Il quadro finora delineato appare ancora più critico se lo si inserisce nel contesto storico che stiamo vivendo: le organizzazioni mafiose hanno sempre dimostrato di saper sfruttare le occasioni che la storia mette a loro disposizione, dalla ricostruzione post terremoto dell’Irpinia nel 1980 al crollo del muro di Berlino. In un momento storico così delicato, in cui la crisi economica dovuta alla pandemia rischia di avvantaggiare le organizzazioni criminali, Milano non può permettersi di dare segnali equivoci. Le mobilitazioni sul tema sono molte, dalla petizione lanciata da WikiMafia alla manifestazione dei Verdi, che fanno notare come Milano non abbia «bisogno di nuovo cemento, ma di valorizzare quello che ha».
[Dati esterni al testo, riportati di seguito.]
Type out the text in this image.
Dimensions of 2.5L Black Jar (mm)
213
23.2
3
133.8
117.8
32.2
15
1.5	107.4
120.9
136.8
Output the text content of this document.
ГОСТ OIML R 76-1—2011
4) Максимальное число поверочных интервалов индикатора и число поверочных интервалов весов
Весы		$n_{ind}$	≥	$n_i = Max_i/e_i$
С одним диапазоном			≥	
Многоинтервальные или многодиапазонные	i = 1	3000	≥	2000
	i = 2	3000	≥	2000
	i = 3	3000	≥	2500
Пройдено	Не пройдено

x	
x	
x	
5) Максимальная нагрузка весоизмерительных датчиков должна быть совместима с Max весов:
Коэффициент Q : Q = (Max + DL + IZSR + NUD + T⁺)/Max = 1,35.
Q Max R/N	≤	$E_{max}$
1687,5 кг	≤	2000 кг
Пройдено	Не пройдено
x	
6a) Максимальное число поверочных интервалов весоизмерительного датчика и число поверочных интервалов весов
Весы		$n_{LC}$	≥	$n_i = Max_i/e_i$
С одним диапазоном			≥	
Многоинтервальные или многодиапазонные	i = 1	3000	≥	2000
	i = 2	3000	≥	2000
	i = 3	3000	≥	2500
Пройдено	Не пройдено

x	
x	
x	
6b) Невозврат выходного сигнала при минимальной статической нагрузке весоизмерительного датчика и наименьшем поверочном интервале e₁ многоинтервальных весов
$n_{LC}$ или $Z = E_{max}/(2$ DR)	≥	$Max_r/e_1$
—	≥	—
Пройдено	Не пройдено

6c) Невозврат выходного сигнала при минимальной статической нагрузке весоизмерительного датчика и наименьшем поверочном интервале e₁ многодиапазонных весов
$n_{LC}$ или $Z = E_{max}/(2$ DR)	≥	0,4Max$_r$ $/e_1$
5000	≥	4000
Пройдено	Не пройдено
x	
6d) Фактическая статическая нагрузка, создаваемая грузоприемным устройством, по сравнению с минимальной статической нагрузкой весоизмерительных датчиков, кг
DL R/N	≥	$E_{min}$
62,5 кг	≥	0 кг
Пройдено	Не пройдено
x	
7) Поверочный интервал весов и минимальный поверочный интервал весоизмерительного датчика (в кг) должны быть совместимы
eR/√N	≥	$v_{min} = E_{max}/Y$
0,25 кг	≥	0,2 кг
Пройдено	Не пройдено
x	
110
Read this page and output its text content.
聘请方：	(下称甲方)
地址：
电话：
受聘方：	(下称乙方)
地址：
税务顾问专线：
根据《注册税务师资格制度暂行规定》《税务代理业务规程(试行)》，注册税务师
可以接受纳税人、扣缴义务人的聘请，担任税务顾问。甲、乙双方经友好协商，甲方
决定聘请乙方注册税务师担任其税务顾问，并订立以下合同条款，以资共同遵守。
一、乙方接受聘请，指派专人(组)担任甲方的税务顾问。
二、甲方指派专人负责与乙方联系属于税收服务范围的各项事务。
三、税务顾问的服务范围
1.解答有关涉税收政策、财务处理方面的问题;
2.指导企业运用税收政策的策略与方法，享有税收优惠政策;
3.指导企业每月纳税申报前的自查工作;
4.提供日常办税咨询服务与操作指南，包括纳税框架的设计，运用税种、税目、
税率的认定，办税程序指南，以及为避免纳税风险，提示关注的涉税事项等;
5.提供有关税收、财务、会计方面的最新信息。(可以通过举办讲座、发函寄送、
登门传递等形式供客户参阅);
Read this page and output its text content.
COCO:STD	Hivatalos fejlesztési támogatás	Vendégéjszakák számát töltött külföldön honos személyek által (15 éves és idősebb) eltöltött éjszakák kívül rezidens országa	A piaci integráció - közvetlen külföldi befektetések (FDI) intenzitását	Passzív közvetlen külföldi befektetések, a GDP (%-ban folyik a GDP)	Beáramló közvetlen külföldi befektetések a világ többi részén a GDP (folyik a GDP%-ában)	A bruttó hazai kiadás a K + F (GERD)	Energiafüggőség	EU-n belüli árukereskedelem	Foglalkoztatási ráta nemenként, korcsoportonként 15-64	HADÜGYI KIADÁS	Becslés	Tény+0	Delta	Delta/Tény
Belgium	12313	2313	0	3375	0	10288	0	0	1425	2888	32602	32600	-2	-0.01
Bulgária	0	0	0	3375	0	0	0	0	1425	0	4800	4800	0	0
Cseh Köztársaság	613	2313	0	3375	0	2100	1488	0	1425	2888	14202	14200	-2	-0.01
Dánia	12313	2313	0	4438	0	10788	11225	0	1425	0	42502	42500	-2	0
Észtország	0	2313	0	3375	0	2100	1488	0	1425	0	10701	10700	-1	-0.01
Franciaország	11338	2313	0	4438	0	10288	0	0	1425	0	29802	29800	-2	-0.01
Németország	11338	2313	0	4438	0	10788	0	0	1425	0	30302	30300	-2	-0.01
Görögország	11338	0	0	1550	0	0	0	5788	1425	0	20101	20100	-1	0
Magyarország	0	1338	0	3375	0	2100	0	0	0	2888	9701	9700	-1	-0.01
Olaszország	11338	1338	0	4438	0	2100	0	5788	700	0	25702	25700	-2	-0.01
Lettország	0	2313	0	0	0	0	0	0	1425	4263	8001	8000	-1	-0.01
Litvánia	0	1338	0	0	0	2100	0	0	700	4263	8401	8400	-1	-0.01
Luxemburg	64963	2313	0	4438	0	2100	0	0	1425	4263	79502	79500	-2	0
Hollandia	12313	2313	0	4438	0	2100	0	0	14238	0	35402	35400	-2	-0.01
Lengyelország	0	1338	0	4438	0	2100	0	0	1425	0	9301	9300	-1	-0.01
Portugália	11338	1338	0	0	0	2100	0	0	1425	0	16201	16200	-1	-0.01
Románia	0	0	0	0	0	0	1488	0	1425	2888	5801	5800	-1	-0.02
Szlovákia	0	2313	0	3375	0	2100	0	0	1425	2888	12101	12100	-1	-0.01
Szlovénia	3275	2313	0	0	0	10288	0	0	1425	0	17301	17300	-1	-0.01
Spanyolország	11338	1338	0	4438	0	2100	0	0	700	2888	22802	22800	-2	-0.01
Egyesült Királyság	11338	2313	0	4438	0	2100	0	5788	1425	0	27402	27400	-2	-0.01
È nato, inoltre, il Comitato Coordinamento San Siro, che a sua volta ha lanciato una petizione in cui, anziché costruire un nuovo stadio, propone di ristrutturare quello già esistente, e si oppone alla consegna del terreno pubblico «nelle mani di speculatori».

È evidente, dunque, che i cittadini pronti a schierarsi dalla parte della legalità sono tanti, ma hanno anche bisogno di un incoraggiamento.
Questo dimostrano le parole della dottoressa Alessandra Dolci, capo della Direzione Distrettuale Antimafia di Milano: è da febbraio, infatti, che non si registrano denunce per usura alla Dda, e purtroppo il motivo non è il drastico calo di incidenza del reato, bensì la reticenza degli imprenditori. In un contesto simile, è necessario che le istituzioni dichiarino chiaramente che la strada giusta è sempre quella della legalità, e che dimostrino di volerla percorrere.